Our 2006 G6/GT had the Monsoon system. We no longer have it, but I can tell you that from what I can recall, the Monsoon system did have a more powerful, fuller sound than the Pioneer in my Cruze. I also do not know how the 2 systems compare on specifications. 

The Pioneer system in the Cruze sounds great to me, but I do not listen to it wide open as I would have a number of years ago!

So I guess to make a fair comparison, one has to evaluate their listening habits as well.

Just my two cents....


----------



## Eugene_C (Mar 15, 2012)

Thanks for the input. I don't want to waste a salesman's time by testing a radio until I'm ready to buy the car so I'm just gathering data at this point. 

One would hope that GM would want to understand what features that younger buyers want in a car. And a really great stereo and nice wheels are two key features. I'm willing to pay at least $1000 extra for a premium stereo, all things equal because it will cost me at least that much to put one in if the OEM one sucks.


----------



## XtremeRevolution (Jan 19, 2012)

Eugene_C said:


> Thanks for the input. I don't want to waste a salesman's time by testing a radio until I'm ready to buy the car so I'm just gathering data at this point.
> 
> One would hope that GM would want to understand what features that younger buyers want in a car.
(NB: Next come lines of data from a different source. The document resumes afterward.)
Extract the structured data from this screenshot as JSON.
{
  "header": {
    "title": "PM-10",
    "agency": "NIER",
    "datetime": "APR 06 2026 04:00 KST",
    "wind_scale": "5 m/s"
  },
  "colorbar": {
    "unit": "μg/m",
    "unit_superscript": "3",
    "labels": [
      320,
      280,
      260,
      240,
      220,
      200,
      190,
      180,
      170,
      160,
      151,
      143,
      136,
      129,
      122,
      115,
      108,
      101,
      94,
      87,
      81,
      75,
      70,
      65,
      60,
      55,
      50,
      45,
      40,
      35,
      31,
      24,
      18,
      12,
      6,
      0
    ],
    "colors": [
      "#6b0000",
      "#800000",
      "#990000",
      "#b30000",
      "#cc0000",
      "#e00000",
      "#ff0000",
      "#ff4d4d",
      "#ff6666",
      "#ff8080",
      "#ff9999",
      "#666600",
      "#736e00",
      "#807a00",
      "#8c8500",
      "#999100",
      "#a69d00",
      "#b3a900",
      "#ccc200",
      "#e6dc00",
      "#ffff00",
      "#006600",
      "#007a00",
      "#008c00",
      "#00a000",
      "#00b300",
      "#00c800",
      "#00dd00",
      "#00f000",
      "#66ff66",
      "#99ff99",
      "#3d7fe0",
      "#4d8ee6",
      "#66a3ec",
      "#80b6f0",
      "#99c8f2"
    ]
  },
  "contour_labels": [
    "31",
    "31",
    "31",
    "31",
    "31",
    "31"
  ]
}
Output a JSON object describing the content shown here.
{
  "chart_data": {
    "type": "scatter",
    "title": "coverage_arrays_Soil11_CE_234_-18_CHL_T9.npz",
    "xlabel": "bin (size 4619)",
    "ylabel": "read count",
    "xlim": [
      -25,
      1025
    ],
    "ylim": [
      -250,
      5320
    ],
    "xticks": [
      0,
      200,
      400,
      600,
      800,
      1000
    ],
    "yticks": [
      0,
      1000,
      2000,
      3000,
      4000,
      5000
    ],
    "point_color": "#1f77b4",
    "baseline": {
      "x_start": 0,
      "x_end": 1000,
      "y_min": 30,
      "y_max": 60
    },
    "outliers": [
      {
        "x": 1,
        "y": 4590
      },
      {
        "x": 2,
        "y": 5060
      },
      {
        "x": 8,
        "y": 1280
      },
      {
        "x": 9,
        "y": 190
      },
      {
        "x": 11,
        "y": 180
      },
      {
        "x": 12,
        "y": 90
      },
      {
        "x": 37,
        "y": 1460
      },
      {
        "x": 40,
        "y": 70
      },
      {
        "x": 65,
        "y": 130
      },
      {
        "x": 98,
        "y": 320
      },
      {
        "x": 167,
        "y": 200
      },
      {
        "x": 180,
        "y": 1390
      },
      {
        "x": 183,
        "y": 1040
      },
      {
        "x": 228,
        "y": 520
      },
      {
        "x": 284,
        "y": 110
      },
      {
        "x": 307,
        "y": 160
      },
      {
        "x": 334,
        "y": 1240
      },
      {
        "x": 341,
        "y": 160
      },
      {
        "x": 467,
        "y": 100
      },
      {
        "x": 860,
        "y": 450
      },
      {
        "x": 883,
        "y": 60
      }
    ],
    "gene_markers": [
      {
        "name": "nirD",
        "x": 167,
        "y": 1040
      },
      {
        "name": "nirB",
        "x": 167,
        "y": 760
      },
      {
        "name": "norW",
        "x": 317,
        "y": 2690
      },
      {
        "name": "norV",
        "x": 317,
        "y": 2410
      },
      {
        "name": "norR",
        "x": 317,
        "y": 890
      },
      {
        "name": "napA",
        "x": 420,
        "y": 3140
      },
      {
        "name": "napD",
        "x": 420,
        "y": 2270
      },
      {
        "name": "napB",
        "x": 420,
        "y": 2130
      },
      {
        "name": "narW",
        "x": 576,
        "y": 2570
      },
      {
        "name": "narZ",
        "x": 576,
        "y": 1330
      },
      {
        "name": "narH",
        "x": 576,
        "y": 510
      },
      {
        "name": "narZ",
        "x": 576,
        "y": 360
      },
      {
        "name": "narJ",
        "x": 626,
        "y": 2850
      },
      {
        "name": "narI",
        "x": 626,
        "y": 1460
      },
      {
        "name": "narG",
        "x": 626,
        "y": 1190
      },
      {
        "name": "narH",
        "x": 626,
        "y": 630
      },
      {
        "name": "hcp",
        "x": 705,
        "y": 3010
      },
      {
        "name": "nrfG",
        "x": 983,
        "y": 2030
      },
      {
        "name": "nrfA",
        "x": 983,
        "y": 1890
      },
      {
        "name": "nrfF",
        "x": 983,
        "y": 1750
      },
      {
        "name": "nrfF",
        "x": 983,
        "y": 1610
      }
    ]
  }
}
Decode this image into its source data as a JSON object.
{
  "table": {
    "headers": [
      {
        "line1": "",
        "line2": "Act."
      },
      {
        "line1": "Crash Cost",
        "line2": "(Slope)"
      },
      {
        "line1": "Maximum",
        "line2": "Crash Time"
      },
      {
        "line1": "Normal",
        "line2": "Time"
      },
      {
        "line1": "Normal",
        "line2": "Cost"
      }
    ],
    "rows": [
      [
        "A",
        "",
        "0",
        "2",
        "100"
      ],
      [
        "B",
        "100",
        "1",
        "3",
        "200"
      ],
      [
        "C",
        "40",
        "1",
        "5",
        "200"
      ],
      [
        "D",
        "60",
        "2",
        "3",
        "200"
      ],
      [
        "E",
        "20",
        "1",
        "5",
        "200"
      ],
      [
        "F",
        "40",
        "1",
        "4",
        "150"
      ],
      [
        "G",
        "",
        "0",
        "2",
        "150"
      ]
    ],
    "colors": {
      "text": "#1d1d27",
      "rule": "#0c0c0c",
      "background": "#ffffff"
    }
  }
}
And a really great stereo and nice wheels are two key features. I'm willing to pay at least $1000 extra for a premium stereo, all things equal because it will cost me at least that much to put one in if the OEM one sucks.


If you're willing to pay $1000 for a premium stereo, do it yourself. It's really not that difficult and there are a lot of people here who can walk you through it. Get a car without the premium pioneer sound, and spend $1000 upgrading and I can guarantee you that you will get one **** of a badass sound system.


----------



## mcg75 (Mar 5, 2012)

Eugene_C said:


> Can anyone offer an opinion on how the Cruze's premium sound system compares with the Pontiac Monsoon system? Has anyone driven vehicles with both systems? Thanks!


The Cruze doesn't have a setup for audiophiles at all. Because most people associate bass with a good stereo, the Cruze is extremely bass heavy with the pioneer system. 

However, with some tweaking of the settings and a good quality sound source, the Cruze can sound very good.


----------



## TKECruze (Oct 23, 2011)

yea mine sounds great with the settings i adjusted it too. well my brother in law did it lol. but yes the system was very bass heavy n i have it at -7. bass still sounds strong but the tweeters in front sound much better with the bass lower


----------



## Eugene_C (Mar 15, 2012)

I used to do aftermarket systems but they may not integrate as well with OnStar. Plus, they can affect the trade-in.


----------



## mcg75 (Mar 5, 2012)

TKECruze said:


> yea mine sounds great with the settings i adjusted it too. well my brother in law did it lol. but yes the system was very bass heavy n i have it at -7. bass still sounds strong but the tweeters in front sound much better with the bass lower


Yep, I've got mine on 3 and everything is nice and clear in front.


----------



## Eugene_C (Mar 15, 2012)

It's pretty easy to drop in a pair of audiophile front speakers and really improve the mid and high end nicely, but you've got to have sufficient power and decent sub someplace to fill in the bottom.


----------